Why This Matters for Staff Engineers
As you advance in your career, the leverage of your decisions increases exponentially. At senior levels, you might make 5-10 high-stakes technical decisions per year that affect dozens of engineers and millions in business value.
The difference between making these decisions at 60% accuracy vs. 80% accuracy is massive:
- Fewer failed initiatives
- Better resource allocation
- Faster problem-solving through pattern recognition
- Increased trust from leadership (decisions backed by track record)
A decision journal is compound learning—each entry makes future decisions slightly better, and the effect accumulates over years.
The engineers who reach Principal and Distinguished levels aren’t just smart—they have exceptional judgment developed through deliberate practice. A decision journal is that deliberate practice made systematic.
Getting Started
Start this week:
- Create a simple template (text file, doc, or note)

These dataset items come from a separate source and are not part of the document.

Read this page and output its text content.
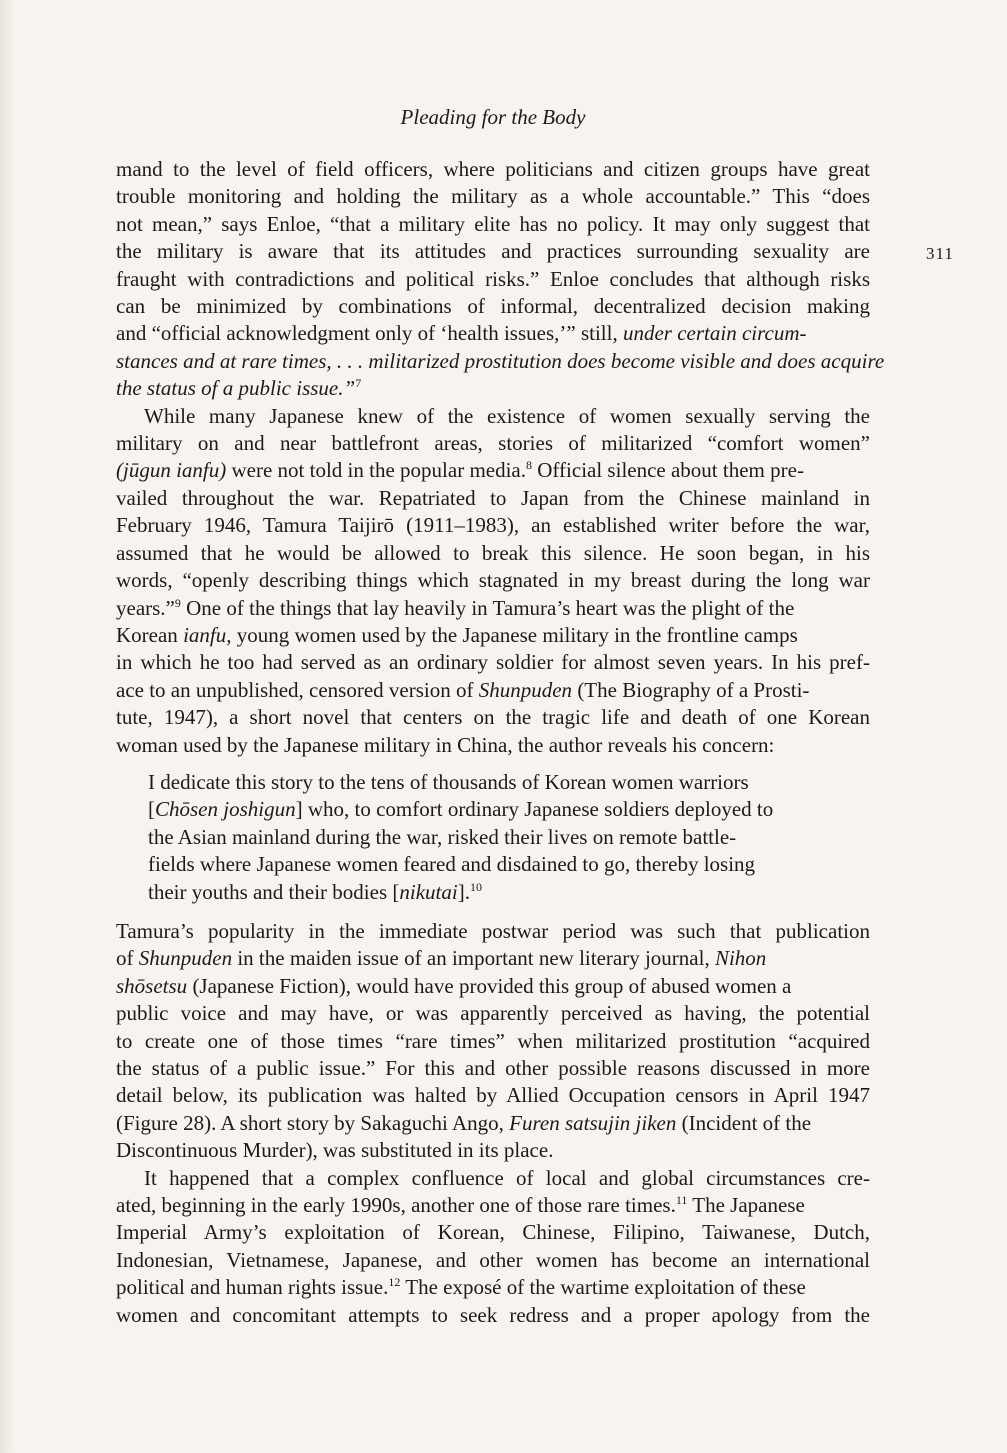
Pleading for the Body
311
mand to the level of field officers, where politicians and citizen groups have great
trouble monitoring and holding the military as a whole accountable.” This “does
not mean,” says Enloe, “that a military elite has no policy. It may only suggest that
the military is aware that its attitudes and practices surrounding sexuality are
fraught with contradictions and political risks.” Enloe concludes that although risks
can be minimized by combinations of informal, decentralized decision making
and “official acknowledgment only of ‘health issues,’” still, under certain circum-
stances and at rare times, . . . militarized prostitution does become visible and does acquire
the status of a public issue.”$^7$
While many Japanese knew of the existence of women sexually serving the
military on and near battlefront areas, stories of militarized “comfort women”
(jūgun ianfu) were not told in the popular media.$^8$ Official silence about them pre-
vailed throughout the war. Repatriated to Japan from the Chinese mainland in
February 1946, Tamura Taijirō (1911–1983), an established writer before the war,
assumed that he would be allowed to break this silence. He soon began, in his
words, “openly describing things which stagnated in my breast during the long war
years.”$^9$ One of the things that lay heavily in Tamura’s heart was the plight of the
Korean ianfu, young women used by the Japanese military in the frontline camps
in which he too had served as an ordinary soldier for almost seven years. In his pref-
ace to an unpublished, censored version of Shunpuden (The Biography of a Prosti-
tute, 1947), a short novel that centers on the tragic life and death of one Korean
woman used by the Japanese military in China, the author reveals his concern:
I dedicate this story to the tens of thousands of Korean women warriors
[Chōsen joshigun] who, to comfort ordinary Japanese soldiers deployed to
the Asian mainland during the war, risked their lives on remote battle-
fields where Japanese women feared and disdained to go, thereby losing
their youths and their bodies [nikutai].$^{10}$
Tamura’s popularity in the immediate postwar period was such that publication
of Shunpuden in the maiden issue of an important new literary journal, Nihon
shōsetsu (Japanese Fiction), would have provided this group of abused women a
public voice and may have, or was apparently perceived as having, the potential
to create one of those times “rare times” when militarized prostitution “acquired
the status of a public issue.” For this and other possible reasons discussed in more
detail below, its publication was halted by Allied Occupation censors in April 1947
(Figure 28). A short story by Sakaguchi Ango, Furen satsujin jiken (Incident of the
Discontinuous Murder), was substituted in its place.
It happened that a complex confluence of local and global circumstances cre-
ated, beginning in the early 1990s, another one of those rare times.$^{11}$ The Japanese
Imperial Army’s exploitation of Korean, Chinese, Filipino, Taiwanese, Dutch,
Indonesian, Vietnamese, Japanese, and other women has become an international
political and human rights issue.$^{12}$ The exposé of the wartime exploitation of these
women and concomitant attempts to seek redress and a proper apology from the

- Identify one technical decision you’re making this week
- Spend 15 minutes filling out the entry
- Set a review reminder for 4-8 weeks from now
- When the reminder fires, spend 10 minutes on the review
That’s it. After 3-4 entries, the process becomes natural. After 20 entries, you’ll notice your decision-making improving.
The hardest part is starting. The second-hardest part is doing the reviews (our brains resist confronting prediction errors). But the engineers who push through these two obstacles develop judgment that becomes their career superpower.
Your future self will thank you for the feedback loop you’re creating today.